A British tabloid is reporting that a senior aide to a Texas Republican congressman who died last month after dousing herself with gasoline and setting herself on fire had been engaged in an affair with the congressman.
The report from The Daily Mail doesn’t go into detail on the rumored affair involving Congressman Tony Gonzales and the aide, Regina Santos-Aviles, other than to say the report is based on “multiple sources.”
Santos-Aviles, 35, died on Sept. 14, hours after she was found engulfed in flames outside her home in Uvalde – yes, that Uvalde, the one that you would have heard of because of the awful school shooting in 2022.

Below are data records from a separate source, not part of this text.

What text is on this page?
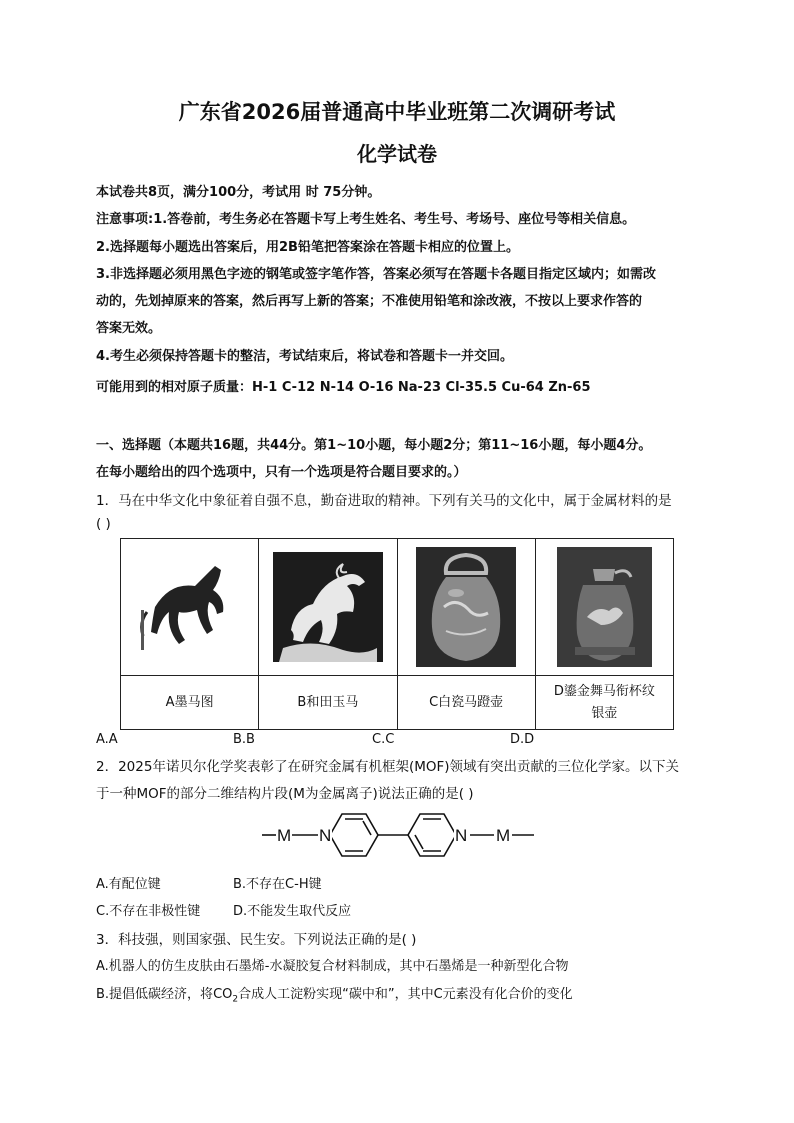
广东省2026届普通高中毕业班第二次调研考试
化学试卷
本试卷共8页，满分100分，考试用 时 75分钟。
注意事项:1.答卷前，考生务必在答题卡写上考生姓名、考生号、考场号、座位号等相关信息。
2.选择题每小题选出答案后，用2B铅笔把答案涂在答题卡相应的位置上。
3.非选择题必须用黑色字迹的钢笔或签字笔作答，答案必须写在答题卡各题目指定区域内；如需改
动的，先划掉原来的答案，然后再写上新的答案；不准使用铅笔和涂改液，不按以上要求作答的
答案无效。
4.考生必须保持答题卡的整洁，考试结束后，将试卷和答题卡一并交回。
可能用到的相对原子质量：H-1 C-12 N-14 O-16 Na-23 Cl-35.5 Cu-64 Zn-65
一、选择题（本题共16题，共44分。第1~10小题，每小题2分；第11~16小题，每小题4分。
在每小题给出的四个选项中，只有一个选项是符合题目要求的。）
1．马在中华文化中象征着自强不息，勤奋进取的精神。下列有关马的文化中，属于金属材料的是
( )

A墨马图	B和田玉马	C白瓷马蹬壶	D鎏金舞马衔杯纹
银壶
A.A	B.B	C.C	D.D
2．2025年诺贝尔化学奖表彰了在研究金属有机框架(MOF)领域有突出贡献的三位化学家。以下关
于一种MOF的部分二维结构片段(M为金属离子)说法正确的是( )
M N	N M
A.有配位键	B.不存在C-H键
C.不存在非极性键	D.不能发生取代反应
3．科技强，则国家强、民生安。下列说法正确的是( )
A.机器人的仿生皮肤由石墨烯-水凝胶复合材料制成，其中石墨烯是一种新型化合物
B.提倡低碳经济，将$CO_2$合成人工淀粉实现“碳中和”，其中C元素没有化合价的变化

According to earlier reporting on her death, Santos-Aviles had recently separated from her husband, and the couple was sharing custody of their 8-year-old son.
Tony Gonzales, 45, who is in his third term in Congress, is married, and he and his wife have six children.
Gonzales is described as a moderate Republican, though he had an endorsement for his first run, in 2020, from Donald Trump, and he voted against the articles of impeachment for Trump following the Jan. 6, 2021, insurrection.
Santos-Aviles had been working on the staff of Gonzales as the director of the congressman’s Uvalde regional office since 2021, taking the job in November, 10 months into Gonzales’ first term in Congress.
Before joining the congressman’s staff, she had served as the executive director of the Uvalde Area Chamber of Commerce.
The police investigation into her death, according to the earlier reports, indicated that there was no information suggesting that “anyone else was involved” in her death.
“Preliminary findings from DPS personnel confirming that Regina Santos-Aviles was alone in her backyard when the fire began,” said Homer E. Delgado, the police chief in Uvalde, who found himself in a political controversy regarding the investigation after a Uvalde City Council member raised issue with a Facebook post, since deleted, featuring an endorsement for Gonzales from Delgado that was highlighted as the investigation into the death of Santos-Avile was under way.
“My concern is that we shouldn’t be getting involved in political issues,” said Ernest Santos, a member of the Uvalde City Council. “What if, at the end of the election, someone else wins, and then we have to be worried about losing funding? And unfortunately, look at what happened. Here we have a chief of police endorsing this candidate, and we have this happen with an employee of Tony Gonzales. We must remain neutral.”